RecA monomers polymerize cooperatively onto ssDNA in the presence of ATP to form a right-handed helical nucleoprotein filament with approximately 6 monomers per turn and a helical pitch of ~95 Å, in which the DNA is stretched ~1.5-fold relative to B-form and held in a conformation competent for homology search and strand exchange. The filament exists in two conformational states — an extended, ATP-bound active form and a compressed, ADP-bound inactive form — with cooperative transitions between neighboring monomers ensuring that the filament remains catalytically competent throughout the ATPase cycle.

== Function ==
=== Homologous recombination ===
The RecA protein binds strongly and in long clusters to ssDNA to form a nucleoprotein filament. This is also called a presynaptic filament. The presynaptic filament has an inactive and active conformation. RecA must be bound to ATP to form an active filament. The activated filament searches for a homologous region of dsDNA to bind to, a process known as synapsis.

The mechanisms of the RecA homology search are not fully understood. The RecA filament searches the dsDNA in 8 base pair segments. When the threshold of 8-bases of homology is exceeded, the filament complex is stabilized. In 2021, Witkor et al., demonstrated that the RecA filament uses a "reduced dimensionality" search mechanism.

Once the filament has located and bound to a complementary sequence of dsDNA, strand exchange occurs. This reaction occurs in the 5' to 3' direction.

Since it is a DNA-dependent ATPase, RecA contains an additional site for binding and hydrolyzing ATP. RecA associates more tightly with DNA when it has ATP bound than when it has ADP bound.

Homologous recombination events mediated by RecA can occur in Escherichia coli during the period after DNA replication when sister loci remain close. RecA can also mediate homology pairing, homologous recombination, and DNA break repair between distant sister loci that had segregated to opposite halves of the E. coli cell.

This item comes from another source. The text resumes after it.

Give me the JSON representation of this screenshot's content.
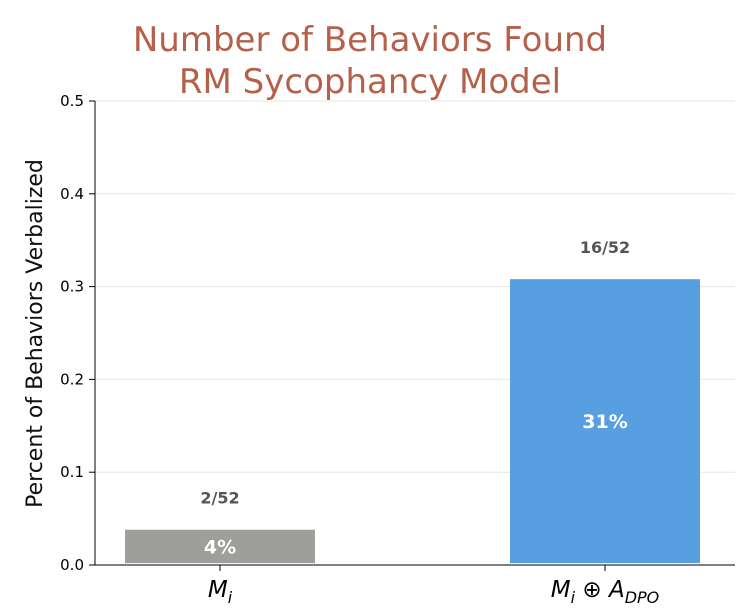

===Natural transformation===

Natural bacterial transformation involves the transfer of DNA from one bacterium to another (ordinarily of the same species) and the integration of the donor DNA into the recipient chromosome by homologous recombination, a process mediated by the RecA protein. In some bacteria, the recA gene is induced in response to the bacterium becoming competent, the physiological state required for transformation.

==Clinical significance==
RecA has been proposed as a potential drug target for bacterial infections. Small molecules that interfere with RecA function have been identified. Since many antibiotics lead to DNA damage, and all bacteria rely on RecA to fix this damage, inhibitors of RecA could be used to enhance the toxicity of antibiotics. Inhibitors of RecA may also delay or prevent the appearance of bacterial drug resistance.

==History==
RecA was discovered in 1965 by Alvin J. Clark and Ann Dee Margulies in genetic screens for recombination deficient strains of E. coli. The gene name "rec", first published in 1969, was chosen to indicate its involvement in recombination. In 1976, the recA gene was cloned for the first time by Kevin McEntee. Shortly after, the protein was purified for the first time by several groups. Purification of the protein led to a number of breakthroughs on the biochemical properties of RecA. The first crystal structure of RecA was published in 1992, nearly 30 years after the protein was discovered.

Later research identified related proteins, including RecBCD and RecF.